To download the audios, use:
tidytunes download-youtube [OPTIONS] [VIDEO_IDS]...
Options:
-d, --download_dir PATH Ouput directory
-k, --proxy-api-key TEXT API key for the proxy server. [required]
-e, --proxy-endpoint TEXT Proxy endpoint address.
-w, --max-workers INTEGER Number of parallel download threads.
-l, --subtitle-language TEXT Language code for substitle language.
You can place your secret proxy API_KEY into ~/.tidytunes and it will be auto-discovered by the script, for example:
API_KEY=Wk1yM8sY9M4S7rT3g5Xq2L6bV0NfJHp
To process the downloaded audios, use:
tidytunes process-audios [OPTIONS] [AUDIO_PATHS]...
Options:
-c, --config PATH Path to the YAML config file defining pipeline components and parameters. [required]
-o, --out PATH Destination directory to save processed
files. [required]
-d, --device [cpu|cuda] Device on which to run the pipeline.
-w, --overwrite Overwrite processed files.
You can find the default config at configs/full_en.yaml. If needed, modify or disable the pipeline components and their parameters.
Each pipeline step in the YAML config supports the following keys:
| Key | Description |
|---|---|
name |
Name of the pipeline component (required). |
params |
Dict of keyword arguments passed to the component function. |
condition |
A Python lambda that receives the per-segment score and returns True to keep the segment. |
annotate |
A string key under which the component's output is stored in the segment's annotations. |
The interplay of condition and annotate determines the behaviour:
condition |
annotate |
Behaviour |
|---|---|---|
| absent | absent | Segmenting — the component splits/trims audio (e.g. VAD, diarization). |
| present | absent | Filtering — segments that fail the condition are dropped. |
| absent | present | Annotation only — the score is stored, all segments pass through. |
| present | present | Annotate + filter — the score is stored, then segments are filtered. |
When annotations are present, they are saved as a JSON sidecar file (.json) next to each output audio segment. Some components provide rich annotations beyond a single scalar — for example, language ID and accent classification store the full probability distribution, and ASR comparison stores both transcripts alongside the WER.

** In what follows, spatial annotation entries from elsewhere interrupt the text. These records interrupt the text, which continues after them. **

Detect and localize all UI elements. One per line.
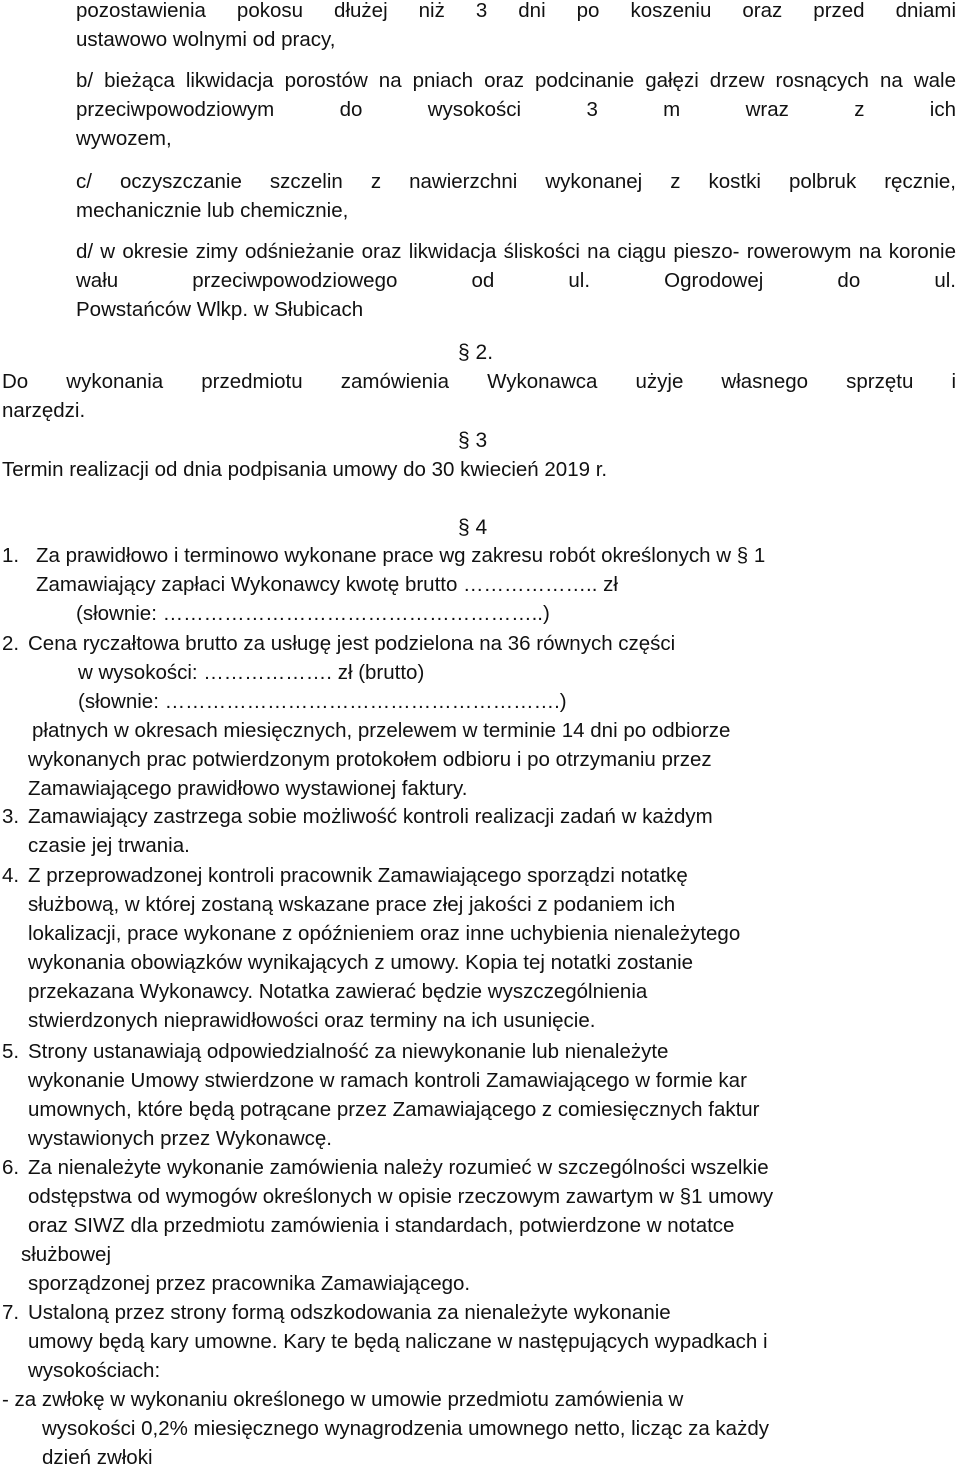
section-4-heading: § 4 xyxy=(458,516,488,539)
item-a-continuation xyxy=(76,0,956,54)
text-line: Cena ryczałtowa brutto za usługę jest podzielona na 36 równych części xyxy=(28,632,676,655)
text-line: Z przeprowadzonej kontroli pracownik Zamawiającego sporządzi notatkę xyxy=(28,864,688,887)
section-2-heading: § 2. xyxy=(458,341,494,364)
text-line: oraz SIWZ dla przedmiotu zamówienia i standardach, potwierdzone w notatce xyxy=(28,1214,735,1237)
text-line: wysokościach: xyxy=(28,1359,161,1382)
text-line: stwierdzonych nieprawidłowości oraz terminy na ich usunięcie. xyxy=(28,1009,596,1032)
section-3-text xyxy=(2,455,956,484)
text-line: Do wykonania przedmiotu zamówienia Wykonawca użyje własnego sprzętu i xyxy=(2,370,956,393)
text-line: pozostawienia pokosu dłużej niż 3 dni po koszeniu oraz przed dniami xyxy=(76,0,956,22)
text-line: - za zwłokę w wykonaniu określonego w umowie przedmiotu zamówienia w xyxy=(2,1388,684,1411)
item-number: 7. xyxy=(2,1301,20,1324)
section-2-text xyxy=(2,367,956,425)
text-line: przekazana Wykonawcy. Notatka zawierać będzie wyszczególnienia xyxy=(28,980,648,1003)
text-line: dzień zwłoki xyxy=(42,1446,153,1469)
text-line: rowerowym na koronie wału przeciwpowodziowego od ul. Ogrodowej do ul. xyxy=(76,240,956,292)
text-line: d/ w okresie zimy odśnieżanie oraz likwidacja śliskości na ciągu pieszo- xyxy=(76,240,740,263)
list-item xyxy=(2,1037,956,1153)
item-number: 6. xyxy=(2,1156,20,1179)
text-line: Powstańców Wlkp. w Słubicach xyxy=(76,298,364,321)
text-line: czasie jej trwania. xyxy=(28,834,190,857)
text-line: odstępstwa od wymogów określonych w opisie rzeczowym zawartym w §1 umowy xyxy=(28,1185,774,1208)
text-line: służbowej xyxy=(21,1243,112,1266)
text-line: Za prawidłowo i terminowo wykonane prace wg zakresu robót określonych w § 1 xyxy=(36,544,766,567)
item-c xyxy=(76,167,956,225)
text-line: płatnych w okresach miesięcznych, przelewem w terminie 14 dni po odbiorze xyxy=(32,719,731,742)
text-line: Zamawiający zapłaci Wykonawcy kwotę brutto ……………….. zł xyxy=(36,573,618,596)
text-line: ustawowo wolnymi od pracy, xyxy=(76,28,336,51)
list-item xyxy=(2,1298,956,1472)
text-line: wysokości 0,2% miesięcznego wynagrodzenia umownego netto, licząc za każdy xyxy=(42,1417,769,1440)
text-line: Ustaloną przez strony formą odszkodowania za nienależyte wykonanie xyxy=(28,1301,671,1324)
text-line: Za nienależyte wykonanie zamówienia należy rozumieć w szczególności wszelkie xyxy=(28,1156,769,1179)
text-line: Zamawiający zastrzega sobie możliwość kontroli realizacji zadań w każdym xyxy=(28,805,713,828)
item-b xyxy=(76,66,956,153)
text-line: rosnących na wale przeciwpowodziowym do wysokości 3 m wraz z ich xyxy=(76,69,956,121)
text-line: wystawionych przez Wykonawcę. xyxy=(28,1127,333,1150)
text-line: wykonanie Umowy stwierdzone w ramach kontroli Zamawiającego w formie kar xyxy=(28,1069,747,1092)
text-line: (słownie: ………………………………………………..) xyxy=(76,602,550,625)
text-line: lokalizacji, prace wykonane z opóźnieniem oraz inne uchybienia nienależytego xyxy=(28,922,741,945)
item-number: 2. xyxy=(2,632,20,655)
text-line: Strony ustanawiają odpowiedzialność za niewykonanie lub nienależyte xyxy=(28,1040,669,1063)
item-number: 4. xyxy=(2,864,20,887)
list-item xyxy=(2,1153,956,1298)
item-number: 1. xyxy=(2,544,20,567)
text-line: sporządzonej przez pracownika Zamawiającego. xyxy=(28,1272,471,1295)
text-line: Zamawiającego prawidłowo wystawionej faktury. xyxy=(28,777,468,800)
text-line: umownych, które będą potrącane przez Zamawiającego z comiesięcznych faktur xyxy=(28,1098,760,1121)
text-line: Termin realizacji od dnia podpisania umowy do 30 kwiecień 2019 r. xyxy=(2,458,608,481)
text-line: wywozem, xyxy=(76,127,172,150)
list-item xyxy=(2,802,956,860)
item-number: 5. xyxy=(2,1040,20,1063)
text-line: narzędzi. xyxy=(2,399,86,422)
item-d xyxy=(76,237,956,324)
list-item xyxy=(2,861,956,1035)
list-item xyxy=(2,541,956,628)
text-line: b/ bieżąca likwidacja porostów na pniach oraz podcinanie gałęzi drzew xyxy=(76,69,765,92)
text-line: w wysokości: ………………. zł (brutto) xyxy=(78,661,425,684)
list-item xyxy=(2,629,956,803)
text-line: (słownie: ………………………………………………….) xyxy=(78,690,567,713)
text-line: mechanicznie lub chemicznie, xyxy=(76,199,349,222)
item-number: 3. xyxy=(2,805,20,828)
text-line: wykonanych prac potwierdzonym protokołem odbioru i po otrzymaniu przez xyxy=(28,748,712,771)
text-line: c/ oczyszczanie szczelin z nawierzchni wykonanej z kostki polbruk ręcznie, xyxy=(76,170,956,193)
section-3-heading: § 3 xyxy=(458,429,488,452)
text-line: służbową, w której zostaną wskazane prace złej jakości z podaniem ich xyxy=(28,893,676,916)
text-line: umowy będą kary umowne. Kary te będą naliczane w następujących wypadkach i xyxy=(28,1330,768,1353)
text-line: wykonania obowiązków wynikających z umowy. Kopia tej notatki zostanie xyxy=(28,951,694,974)
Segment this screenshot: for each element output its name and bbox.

See configs/annotate_en.yaml for an example config that showcases all annotation modes.
Tidy Tunes can also be used directly in Python. Example usage:
from tidytunes.utils import Audio, trim_audios, partition
from tidytunes.pipeline_components import find_segments_with_single_speaker, get_dnsmos
device = "cuda"
path = "path/to/my_audio.flac"
output_dir = "processed/"
audio_segments = [Audio.from_file(path)]
timestamps = find_segments_with_single_speaker(audio_segments, min_duration=3.2, device=device)
audio_segments = trim_audios(audio_segments, timestamps)
mos = get_dnsmos(audio_segments, device=device)
audio_segments, poor_quality_audio_segments = partition(audio_segments, by=mos > 3.3)
for segment in zipaudio_segments:
segment.play()
segment.to_file(output_dir)If used, please cite it as follows:
@misc{tidytunes,
author = {Tomas Nekvinda and Jan Vainer and Vojtech Srdecny},
title = {Tidy Tunes: An Easy-to-Use Pipeline for Mining High-Quality Audio Data},
year = {2025},
howpublished = {\url{https://github.com/meaningTeam/tidy-tunes}},
note = {Version 1.1.0}
}
Tidy Tunes is released under the MIT License. See LICENSE for details.